Apparently they made up a special tool to lay the trace in flat. They quoted the customer 700 dollars in wire and 2 hours labor for 70 feet of installed heat trace.

any of you guys do this?


----------



## eddiecalder (Jul 15, 2008)

Where is this drain located? What material is the pipe? What discharges into the pipe?

The heat trace is expensive I think last time I bought some it was around $5 per foot.


----------



## 907plumber (Mar 13, 2010)

eddiecalder said:


> Where is this drain located? What material is the pipe? What discharges into the pipe?
> 
> The heat trace is expensive I think last time I bought some it was around $5 per foot.


The pipe in question is a 4 inch cast that is the house main. It is somewhat shallow and is freezing just before it hits the sewer.
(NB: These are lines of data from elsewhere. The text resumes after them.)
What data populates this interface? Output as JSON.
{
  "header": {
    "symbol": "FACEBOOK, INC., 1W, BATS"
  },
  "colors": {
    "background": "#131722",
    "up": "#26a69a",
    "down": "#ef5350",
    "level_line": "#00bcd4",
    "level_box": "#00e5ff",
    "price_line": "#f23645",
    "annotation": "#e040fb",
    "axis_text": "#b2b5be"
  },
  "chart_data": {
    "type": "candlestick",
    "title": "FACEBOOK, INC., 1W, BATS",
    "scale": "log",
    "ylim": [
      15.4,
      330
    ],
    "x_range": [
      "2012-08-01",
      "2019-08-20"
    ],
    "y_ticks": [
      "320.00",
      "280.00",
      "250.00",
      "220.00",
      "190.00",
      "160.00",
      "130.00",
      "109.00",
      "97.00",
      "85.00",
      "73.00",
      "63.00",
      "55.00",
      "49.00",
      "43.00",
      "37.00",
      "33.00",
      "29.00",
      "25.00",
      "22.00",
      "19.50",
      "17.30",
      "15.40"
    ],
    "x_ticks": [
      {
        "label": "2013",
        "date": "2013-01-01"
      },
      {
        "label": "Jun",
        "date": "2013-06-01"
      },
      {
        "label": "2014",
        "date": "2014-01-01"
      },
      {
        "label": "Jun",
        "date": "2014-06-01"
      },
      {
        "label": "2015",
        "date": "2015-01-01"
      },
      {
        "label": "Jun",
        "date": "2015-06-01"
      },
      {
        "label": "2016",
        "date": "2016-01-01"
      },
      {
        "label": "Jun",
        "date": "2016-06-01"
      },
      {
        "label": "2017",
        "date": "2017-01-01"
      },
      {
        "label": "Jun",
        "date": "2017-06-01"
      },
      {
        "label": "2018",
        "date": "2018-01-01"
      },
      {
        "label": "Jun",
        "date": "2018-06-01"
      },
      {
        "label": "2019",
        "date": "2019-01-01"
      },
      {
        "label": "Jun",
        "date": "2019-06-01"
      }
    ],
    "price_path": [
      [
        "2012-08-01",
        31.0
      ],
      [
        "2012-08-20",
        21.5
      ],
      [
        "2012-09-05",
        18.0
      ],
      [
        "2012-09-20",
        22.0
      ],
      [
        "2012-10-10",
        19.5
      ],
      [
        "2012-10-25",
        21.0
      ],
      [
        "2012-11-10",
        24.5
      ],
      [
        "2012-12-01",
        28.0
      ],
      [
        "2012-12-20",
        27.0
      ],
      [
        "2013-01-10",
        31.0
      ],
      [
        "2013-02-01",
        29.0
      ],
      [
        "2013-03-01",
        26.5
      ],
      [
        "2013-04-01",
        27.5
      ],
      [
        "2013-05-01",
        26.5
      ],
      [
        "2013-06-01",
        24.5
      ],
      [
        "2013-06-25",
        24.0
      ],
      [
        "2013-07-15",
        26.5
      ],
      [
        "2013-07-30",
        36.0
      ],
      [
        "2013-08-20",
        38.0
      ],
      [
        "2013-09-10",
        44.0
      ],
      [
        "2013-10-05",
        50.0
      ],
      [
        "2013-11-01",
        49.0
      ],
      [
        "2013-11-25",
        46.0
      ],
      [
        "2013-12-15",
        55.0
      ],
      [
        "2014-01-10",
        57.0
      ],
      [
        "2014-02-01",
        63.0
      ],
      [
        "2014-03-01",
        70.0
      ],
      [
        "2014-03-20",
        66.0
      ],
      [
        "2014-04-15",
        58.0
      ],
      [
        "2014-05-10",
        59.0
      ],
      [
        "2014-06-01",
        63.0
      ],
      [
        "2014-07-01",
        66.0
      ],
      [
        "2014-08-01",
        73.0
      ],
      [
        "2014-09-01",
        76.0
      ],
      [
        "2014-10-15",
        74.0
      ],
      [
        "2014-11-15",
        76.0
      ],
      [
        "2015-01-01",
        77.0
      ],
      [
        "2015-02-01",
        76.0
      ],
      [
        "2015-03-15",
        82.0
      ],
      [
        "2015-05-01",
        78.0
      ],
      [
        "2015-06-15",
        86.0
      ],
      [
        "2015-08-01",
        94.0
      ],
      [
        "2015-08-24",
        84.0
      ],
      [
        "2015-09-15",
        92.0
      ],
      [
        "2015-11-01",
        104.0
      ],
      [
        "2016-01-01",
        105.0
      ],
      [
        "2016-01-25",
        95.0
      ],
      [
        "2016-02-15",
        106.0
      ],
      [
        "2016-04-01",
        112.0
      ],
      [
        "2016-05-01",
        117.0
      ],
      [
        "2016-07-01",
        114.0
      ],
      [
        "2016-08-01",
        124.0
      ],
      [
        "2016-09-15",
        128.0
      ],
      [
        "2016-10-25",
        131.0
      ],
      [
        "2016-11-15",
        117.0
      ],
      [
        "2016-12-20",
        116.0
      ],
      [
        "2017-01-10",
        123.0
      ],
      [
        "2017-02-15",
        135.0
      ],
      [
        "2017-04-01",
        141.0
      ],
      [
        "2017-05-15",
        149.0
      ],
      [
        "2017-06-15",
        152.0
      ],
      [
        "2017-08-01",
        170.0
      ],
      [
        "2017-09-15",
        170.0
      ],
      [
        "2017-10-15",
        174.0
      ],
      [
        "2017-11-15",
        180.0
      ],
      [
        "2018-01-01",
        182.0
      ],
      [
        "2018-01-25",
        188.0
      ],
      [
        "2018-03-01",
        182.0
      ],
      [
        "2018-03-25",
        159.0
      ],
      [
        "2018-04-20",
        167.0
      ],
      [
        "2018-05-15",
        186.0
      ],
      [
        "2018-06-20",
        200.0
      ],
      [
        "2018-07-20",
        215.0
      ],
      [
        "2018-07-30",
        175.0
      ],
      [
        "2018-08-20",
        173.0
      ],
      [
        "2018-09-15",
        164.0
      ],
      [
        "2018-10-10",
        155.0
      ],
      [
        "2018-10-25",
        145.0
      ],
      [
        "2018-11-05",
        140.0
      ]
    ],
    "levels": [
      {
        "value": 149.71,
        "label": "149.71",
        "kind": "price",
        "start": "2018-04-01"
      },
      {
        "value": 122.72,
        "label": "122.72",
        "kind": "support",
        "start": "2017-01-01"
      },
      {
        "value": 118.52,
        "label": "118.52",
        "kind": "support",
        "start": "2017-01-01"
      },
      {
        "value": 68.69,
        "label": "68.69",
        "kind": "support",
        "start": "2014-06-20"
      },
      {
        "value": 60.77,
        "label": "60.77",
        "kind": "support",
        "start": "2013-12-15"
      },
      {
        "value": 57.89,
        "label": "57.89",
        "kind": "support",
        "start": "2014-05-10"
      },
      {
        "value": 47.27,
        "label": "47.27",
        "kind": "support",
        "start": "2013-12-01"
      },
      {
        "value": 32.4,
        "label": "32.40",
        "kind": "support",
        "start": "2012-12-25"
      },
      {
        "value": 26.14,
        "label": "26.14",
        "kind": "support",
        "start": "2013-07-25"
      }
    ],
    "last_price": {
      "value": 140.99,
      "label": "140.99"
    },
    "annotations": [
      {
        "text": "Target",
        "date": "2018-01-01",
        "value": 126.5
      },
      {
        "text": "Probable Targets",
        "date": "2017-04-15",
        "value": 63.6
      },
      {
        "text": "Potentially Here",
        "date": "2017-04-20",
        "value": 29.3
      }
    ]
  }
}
The ground above it is being plowed allowing the cold to reach it.

The owners go out of town quite a bit, and the thought is the condenstation from the furnace is trickling down the pipe and building up and with no occupancy there is not enough warm water being used to free up the build up.
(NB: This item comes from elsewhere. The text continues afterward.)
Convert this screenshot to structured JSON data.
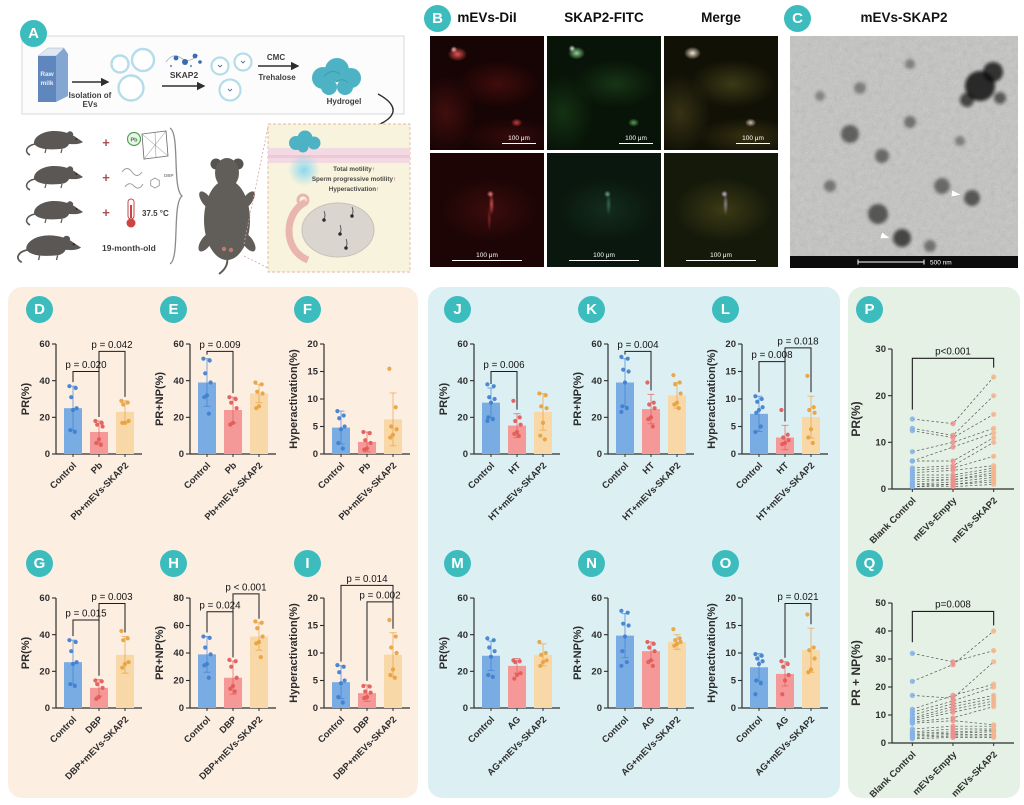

My suggestion was to fill up the condensate p-trap with rock salt or ice melt. That way everytime it drains it carries some salt with it.


----------



## eddiecalder (Jul 15, 2008)

I like the salt idea more than the heat trace. Someone will end up messing it up with a drain cleaning machine someday (if the owner sell the house). Why was the piping not installed below frost level? The heat trace would work but I would be concerned with it causing blockages. 

Why not just turn off (or down to like 40F) the furnace next time they go out of town (depending on how long they are gone for)


----------



## pipe doc (Dec 26, 2010)

I have never seen a heat trace that worked long term . we installed a sprinkler clock and a solenoid valve that flows hot water at regular intervals .


----------



## eddiecalder (Jul 15, 2008)

pipe doc said:


> I have never seen a heat trace that worked long term . we installed a sprinkler clock and a solenoid valve that flows hot water at regular intervals .


Good idea!


----------



## Redwood (Sep 8, 2008)

Are there bellies in the line?
Anything happening like leaking flappers, fill valves, or dripping faucets?
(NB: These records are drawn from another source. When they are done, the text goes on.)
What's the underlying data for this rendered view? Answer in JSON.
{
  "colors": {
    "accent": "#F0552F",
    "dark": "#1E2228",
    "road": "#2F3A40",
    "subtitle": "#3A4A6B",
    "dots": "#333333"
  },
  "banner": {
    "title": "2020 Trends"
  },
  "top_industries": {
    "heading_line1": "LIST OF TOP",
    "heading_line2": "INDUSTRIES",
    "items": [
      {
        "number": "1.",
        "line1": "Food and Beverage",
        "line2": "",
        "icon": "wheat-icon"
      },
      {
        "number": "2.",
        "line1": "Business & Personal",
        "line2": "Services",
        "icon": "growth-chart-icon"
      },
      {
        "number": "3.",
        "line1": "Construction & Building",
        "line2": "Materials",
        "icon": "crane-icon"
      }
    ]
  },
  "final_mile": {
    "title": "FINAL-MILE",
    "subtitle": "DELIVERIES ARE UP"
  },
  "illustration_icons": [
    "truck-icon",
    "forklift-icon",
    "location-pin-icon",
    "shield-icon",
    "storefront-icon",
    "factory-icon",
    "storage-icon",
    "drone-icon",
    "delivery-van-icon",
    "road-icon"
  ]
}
Probably not the case in Alaska but often so here...


----------



## 907plumber (Mar 13, 2010)

Redwood said:


> Are there bellies in the line?
> Anything happening like leaking flappers, fill valves, or dripping faucets?
> 
> Probably not the case in Alaska but often so here...


We think the problem is the condensation from the furnace. I actually need to call the customer and find out what they actually found to be the blockage.


----------



## Redwood (Sep 8, 2008)

907plumber said:


> We think the problem is the condensation from the furnace. I actually need to call the customer and find out what they actually found to be the blockage.


A low trickle flow will do it every time! :thumbup:

Maybe the thing to do is put it on a condensate pump so it discharges in periodic blasts...


----------